Vanaf de jaren nul, terwijl zijn gezondheid hard achteruit holt, stort Spauwen zich op autobiografisch proza. Dat wordt bij leven nog verzameld en gepubliceerd, maar de verzamelde poëzie verschijnt pas nu, tien jaar na zijn dood.
Spierliederen is het testament van een dichter die noodgedwongen in de marge moest opereren, vanwege zijn psychische bedrading, zijn verlangen, zijn onmodieuze stijl. Resteert de vraag of dit goede poëzie is. Vaker niet dan wel, zou ik zeggen, en dat is een zegen, omdat deze gedichten, ondanks of misschien juist dankzij hun wisselvalligheid, ouderwetsheid en onbeholpenheid, vertederen. Spauwen mag dan wel een schrijvende dilettant zijn, hij is er een van de bovenste plank.
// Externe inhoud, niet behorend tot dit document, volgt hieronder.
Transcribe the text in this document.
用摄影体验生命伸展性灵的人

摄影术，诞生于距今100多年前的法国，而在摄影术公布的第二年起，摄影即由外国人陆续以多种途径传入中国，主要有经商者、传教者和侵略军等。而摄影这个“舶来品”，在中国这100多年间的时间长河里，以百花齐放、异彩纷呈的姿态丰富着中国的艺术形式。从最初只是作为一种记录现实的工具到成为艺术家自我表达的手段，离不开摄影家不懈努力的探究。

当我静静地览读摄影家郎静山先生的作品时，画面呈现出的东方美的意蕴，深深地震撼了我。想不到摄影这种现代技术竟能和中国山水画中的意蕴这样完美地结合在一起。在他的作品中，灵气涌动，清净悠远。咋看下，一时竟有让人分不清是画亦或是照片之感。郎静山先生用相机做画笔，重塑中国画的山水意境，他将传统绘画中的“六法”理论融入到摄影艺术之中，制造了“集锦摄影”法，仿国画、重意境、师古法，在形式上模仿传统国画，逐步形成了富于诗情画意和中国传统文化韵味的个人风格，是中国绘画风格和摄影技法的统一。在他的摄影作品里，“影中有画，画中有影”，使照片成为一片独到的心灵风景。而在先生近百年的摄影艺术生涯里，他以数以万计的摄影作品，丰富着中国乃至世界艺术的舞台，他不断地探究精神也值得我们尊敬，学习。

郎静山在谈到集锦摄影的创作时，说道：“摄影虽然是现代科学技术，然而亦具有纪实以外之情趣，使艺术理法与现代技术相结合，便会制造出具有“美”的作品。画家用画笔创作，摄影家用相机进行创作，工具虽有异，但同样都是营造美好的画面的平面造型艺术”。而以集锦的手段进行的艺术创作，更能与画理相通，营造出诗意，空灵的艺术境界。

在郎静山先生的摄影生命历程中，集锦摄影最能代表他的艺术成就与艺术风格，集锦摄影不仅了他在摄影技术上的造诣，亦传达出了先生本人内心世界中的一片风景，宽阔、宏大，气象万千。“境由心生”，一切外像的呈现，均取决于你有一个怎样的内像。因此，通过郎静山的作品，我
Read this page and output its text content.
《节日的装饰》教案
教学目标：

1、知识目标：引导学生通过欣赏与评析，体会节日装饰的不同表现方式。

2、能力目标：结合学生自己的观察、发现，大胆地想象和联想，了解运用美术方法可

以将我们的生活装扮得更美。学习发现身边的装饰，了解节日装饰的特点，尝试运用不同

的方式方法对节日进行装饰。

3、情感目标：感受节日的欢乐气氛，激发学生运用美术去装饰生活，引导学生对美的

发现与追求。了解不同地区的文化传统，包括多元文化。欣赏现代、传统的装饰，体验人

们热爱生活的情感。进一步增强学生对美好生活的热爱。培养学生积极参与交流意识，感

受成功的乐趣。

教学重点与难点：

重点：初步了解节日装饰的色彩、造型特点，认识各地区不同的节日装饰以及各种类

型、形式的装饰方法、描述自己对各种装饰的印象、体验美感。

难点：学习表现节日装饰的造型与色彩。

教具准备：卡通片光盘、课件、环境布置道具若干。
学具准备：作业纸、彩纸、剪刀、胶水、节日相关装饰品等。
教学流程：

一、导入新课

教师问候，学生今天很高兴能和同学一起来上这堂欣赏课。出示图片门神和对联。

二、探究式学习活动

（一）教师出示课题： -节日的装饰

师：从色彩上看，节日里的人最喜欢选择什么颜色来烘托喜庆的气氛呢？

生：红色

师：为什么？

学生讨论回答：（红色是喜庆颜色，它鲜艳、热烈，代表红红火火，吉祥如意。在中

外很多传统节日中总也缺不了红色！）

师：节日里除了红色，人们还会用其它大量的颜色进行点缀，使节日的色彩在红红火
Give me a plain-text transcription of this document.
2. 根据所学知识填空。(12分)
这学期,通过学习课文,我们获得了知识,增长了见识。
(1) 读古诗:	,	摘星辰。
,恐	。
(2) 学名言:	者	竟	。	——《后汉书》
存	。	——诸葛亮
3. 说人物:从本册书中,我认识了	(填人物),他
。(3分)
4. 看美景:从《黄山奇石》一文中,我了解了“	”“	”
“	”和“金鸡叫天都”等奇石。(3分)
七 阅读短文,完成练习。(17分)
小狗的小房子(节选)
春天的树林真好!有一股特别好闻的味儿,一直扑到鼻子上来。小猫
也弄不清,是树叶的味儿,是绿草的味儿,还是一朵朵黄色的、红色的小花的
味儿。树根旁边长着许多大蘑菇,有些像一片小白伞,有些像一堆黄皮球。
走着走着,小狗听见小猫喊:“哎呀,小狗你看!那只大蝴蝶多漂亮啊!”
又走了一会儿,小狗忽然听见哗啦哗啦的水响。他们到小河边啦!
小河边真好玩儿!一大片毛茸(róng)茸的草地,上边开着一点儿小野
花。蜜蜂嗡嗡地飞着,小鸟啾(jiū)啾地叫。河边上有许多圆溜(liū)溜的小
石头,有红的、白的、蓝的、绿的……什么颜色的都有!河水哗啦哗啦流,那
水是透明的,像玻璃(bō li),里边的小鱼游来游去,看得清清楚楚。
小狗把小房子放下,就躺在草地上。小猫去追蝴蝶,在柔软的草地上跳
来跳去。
Overigens: aan het einde van Spierliederen blijkt De Haan nog een crucialere rol te spelen dan ik dacht. De seksuele vrijdenker, zoals de bezorger van deze poëzie hem noemt, is een verbindende schakel tussen Spauwen en Duyves, die elkaar al sinds de jaren zeventig kenden. Spauwen leende Duyves de kwatrijnen van De Haan uit, maar hij maakte de bundel zoek, waarop Spauwen hem niet alleen ‘hartendief maar ook Kwatrijnendief ging noemen’, iets wat Duyves, zo schijnt het me toe, meer dan goedmaakt met het bezorgen van dit bijzondere oeuvre.